Saturday, April 22, 2023

ANNALS OF DeSANTISTAN: DeSantis signs bill to end unanimous death sentence requirement. “Proper justice will be served in the state of Florida,” governor says. (Politico)

We guess people into the penitentiary. Yet we supposedly outlawed guessing them into the death penalty.  

Then along comes goofy pandering FLori-DUH Boy Governor RONALD DION DeSANTIS and his GQP and KKK-adjacent pollsters.  So our bumptious shambolic Boy Governor wants to guess people into the death penalty, with less than a unanimous recommendation.  

Evil. 

"Proper justice!"  What a ninny.

In 2020, our U.S. Supreme Court required unanimous verdicts in state court criminal convictions.  Ramos v. State of Florida. 

Florida's criminal injustice system has repeatedly required correction by the U.S. Supreme Court, as in landmark cases like Gideon v Wainright, requiring court-appointed lawyers, and in Chambers v. Florida, where Justice Hugo Black, a freer KKK member, wrote the Court's opinion reversing murder convictions of four young Black men in Ft. Lauderdale. 

From Politico: 



FLORIDA

DeSantis signs bill to end unanimous death sentence requirement

“Proper justice will be served in the state of Florida,” governor says. 
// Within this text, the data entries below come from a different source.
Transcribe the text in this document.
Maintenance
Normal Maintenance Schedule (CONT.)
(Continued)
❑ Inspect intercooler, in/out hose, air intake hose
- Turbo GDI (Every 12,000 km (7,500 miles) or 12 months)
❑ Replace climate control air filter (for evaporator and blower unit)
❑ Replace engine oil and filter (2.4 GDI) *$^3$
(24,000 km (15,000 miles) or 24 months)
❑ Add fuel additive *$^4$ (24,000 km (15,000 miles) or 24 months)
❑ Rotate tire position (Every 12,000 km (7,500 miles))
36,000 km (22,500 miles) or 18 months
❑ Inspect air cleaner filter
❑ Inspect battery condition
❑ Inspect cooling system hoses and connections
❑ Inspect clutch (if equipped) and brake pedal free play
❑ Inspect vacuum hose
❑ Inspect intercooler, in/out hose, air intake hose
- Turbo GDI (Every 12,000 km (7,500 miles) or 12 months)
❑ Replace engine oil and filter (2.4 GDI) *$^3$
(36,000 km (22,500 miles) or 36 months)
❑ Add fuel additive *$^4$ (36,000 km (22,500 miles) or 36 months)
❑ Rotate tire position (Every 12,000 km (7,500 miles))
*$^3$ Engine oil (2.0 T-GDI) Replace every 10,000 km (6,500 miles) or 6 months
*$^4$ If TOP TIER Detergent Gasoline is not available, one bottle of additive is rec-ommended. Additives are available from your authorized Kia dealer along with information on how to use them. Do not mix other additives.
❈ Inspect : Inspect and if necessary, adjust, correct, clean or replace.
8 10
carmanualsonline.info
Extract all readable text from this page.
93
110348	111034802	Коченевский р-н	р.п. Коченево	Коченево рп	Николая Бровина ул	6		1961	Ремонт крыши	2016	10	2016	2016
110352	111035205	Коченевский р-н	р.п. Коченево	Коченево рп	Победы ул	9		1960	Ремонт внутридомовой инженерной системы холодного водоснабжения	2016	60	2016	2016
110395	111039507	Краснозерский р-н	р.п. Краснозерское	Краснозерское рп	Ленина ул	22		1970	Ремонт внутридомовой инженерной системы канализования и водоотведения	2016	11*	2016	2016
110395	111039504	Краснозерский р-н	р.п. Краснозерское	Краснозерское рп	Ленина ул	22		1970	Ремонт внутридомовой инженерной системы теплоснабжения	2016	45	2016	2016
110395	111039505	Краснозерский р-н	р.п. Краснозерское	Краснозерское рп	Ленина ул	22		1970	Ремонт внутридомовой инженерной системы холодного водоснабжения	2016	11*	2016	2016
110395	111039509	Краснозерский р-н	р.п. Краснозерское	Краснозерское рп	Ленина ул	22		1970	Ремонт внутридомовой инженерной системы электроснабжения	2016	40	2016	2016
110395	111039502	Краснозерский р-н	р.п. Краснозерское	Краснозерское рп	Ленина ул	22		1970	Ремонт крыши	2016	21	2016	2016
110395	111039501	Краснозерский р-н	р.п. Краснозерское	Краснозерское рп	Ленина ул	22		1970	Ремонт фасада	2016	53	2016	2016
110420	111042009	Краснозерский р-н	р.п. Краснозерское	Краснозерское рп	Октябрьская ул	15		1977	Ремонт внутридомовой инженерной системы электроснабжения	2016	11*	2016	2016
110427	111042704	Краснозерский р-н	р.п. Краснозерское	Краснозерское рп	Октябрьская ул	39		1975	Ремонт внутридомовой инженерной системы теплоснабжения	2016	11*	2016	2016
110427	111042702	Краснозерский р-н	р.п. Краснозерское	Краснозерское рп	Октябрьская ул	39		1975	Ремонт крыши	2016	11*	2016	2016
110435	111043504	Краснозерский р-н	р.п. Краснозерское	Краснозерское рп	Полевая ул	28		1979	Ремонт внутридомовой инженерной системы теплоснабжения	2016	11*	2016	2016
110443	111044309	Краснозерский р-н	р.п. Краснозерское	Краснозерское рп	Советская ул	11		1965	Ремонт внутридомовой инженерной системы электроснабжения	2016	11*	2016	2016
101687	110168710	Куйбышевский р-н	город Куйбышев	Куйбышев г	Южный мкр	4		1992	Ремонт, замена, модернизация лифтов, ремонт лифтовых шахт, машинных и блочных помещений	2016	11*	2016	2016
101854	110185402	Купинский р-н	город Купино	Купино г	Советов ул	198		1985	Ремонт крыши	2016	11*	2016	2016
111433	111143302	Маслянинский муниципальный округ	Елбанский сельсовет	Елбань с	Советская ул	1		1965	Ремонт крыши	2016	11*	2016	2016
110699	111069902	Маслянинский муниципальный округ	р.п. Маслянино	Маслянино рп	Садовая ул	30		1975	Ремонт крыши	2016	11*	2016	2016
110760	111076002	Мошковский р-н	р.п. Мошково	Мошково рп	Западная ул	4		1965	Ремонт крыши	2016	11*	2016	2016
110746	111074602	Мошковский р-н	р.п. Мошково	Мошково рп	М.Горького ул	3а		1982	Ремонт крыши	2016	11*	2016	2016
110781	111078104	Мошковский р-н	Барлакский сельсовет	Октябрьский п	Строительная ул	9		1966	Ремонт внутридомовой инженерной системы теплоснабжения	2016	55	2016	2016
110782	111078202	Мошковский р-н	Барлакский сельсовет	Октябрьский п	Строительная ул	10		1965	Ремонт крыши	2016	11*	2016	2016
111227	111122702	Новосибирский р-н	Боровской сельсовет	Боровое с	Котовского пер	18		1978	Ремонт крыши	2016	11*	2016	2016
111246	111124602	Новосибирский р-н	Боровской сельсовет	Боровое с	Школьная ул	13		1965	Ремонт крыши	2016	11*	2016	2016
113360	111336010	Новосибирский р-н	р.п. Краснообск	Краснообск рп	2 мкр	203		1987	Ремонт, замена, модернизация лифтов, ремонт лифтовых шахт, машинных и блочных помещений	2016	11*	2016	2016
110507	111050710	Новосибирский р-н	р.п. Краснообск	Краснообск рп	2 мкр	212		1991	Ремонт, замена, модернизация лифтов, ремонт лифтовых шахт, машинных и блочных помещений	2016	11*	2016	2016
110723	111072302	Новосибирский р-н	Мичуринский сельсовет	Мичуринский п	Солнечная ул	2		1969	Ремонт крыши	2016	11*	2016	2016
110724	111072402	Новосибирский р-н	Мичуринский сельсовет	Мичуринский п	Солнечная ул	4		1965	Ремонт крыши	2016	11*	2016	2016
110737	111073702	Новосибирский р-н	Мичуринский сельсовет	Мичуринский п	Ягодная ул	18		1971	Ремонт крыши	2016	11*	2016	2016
Florida Gov. Ron DeSantis speaks to a crowd.

TALLAHASSEE, Fla. — Florida will no longer require a jury to unanimously recommend the death penalty under a measure signed into law Thursday by Gov. Ron DeSantis, a change made in response to outrage over jurors who last fall blocked the death penalty for convicted Parkland killer Nikolas Cruz.

DeSantis approved the bill in a private bill-signing ceremony held in his office with legislative leaders and the sponsors of the legislation.   “Once a defendant in a capital case is found guilty by a unanimous jury, one juror should not be able to veto a capital sentence,” DeSantis said in a statement. “I’m proud to sign legislation that will prevent families from having to endure what the Parkland families have and ensure proper justice will be served in the state of Florida.”

Cruz killed 17 people at Marjory Stoneman Douglas School five years ago and eventually pleaded guilty to murder charges. But DeSantis called for changes to Florida’s death penalty law after three out of the 12 jurors deciding his fate recommended life in prison.

From now on, convicted murderers could receive the death penalty if eight out of the 12 jurors recommend it. It’s a lower threshold than any other states that actively carry out the death penalty. Alabama requires a jury vote of 10-2.

“This bill is about victims’ rights, plain and simple,” said Tony Montalto, whose daughter Gina Montalto was killed by Cruz, in a statement. “It allows the victims of heinous crimes a chance to get justice and have the perpetrators punished to the full extent of the law.”

Florida’s death penalty process has undergone a flurry of litigation over the years. State legislators switched from a simple majority to a 10-2 jury requirement after the U.S. Supreme Court ruled that the state’s process was unconstitutional. But then legislators changed the law to require a unanimous jury recommendation after the Florida Supreme Court ruled in 2016 that it was required.

But the state’s high court — which shifted rightward due to several appointments by DeSantis — retracted that decision four years later and said the previous decision was “wrong.”

While supporters of the bill insist the lower threshold will withstand constitutional muster, opponents counter that the new standard will likely be challenged in federal court.

The legislation, S.B, 450, was supported by both Democrats and Republicans, although most of the “no” votes were from Democrats.

“We are talking about the state injecting chemicals into a person’s body to take their life,” said Rep. Ashley Gantt, a Miami Democrat and an attorney. “And that demands the highest of the threshold of a unanimous jury verdict.”

The death penalty bill was just one of a series criminal justice bills that DeSantis called for ahead of this year’s session. DeSantis, who has made stops across the country to promote a new memoir ahead of an expected presidential run, has lashed out at blue states and “soft-on-crime” prosecutors operating in other parts of the country.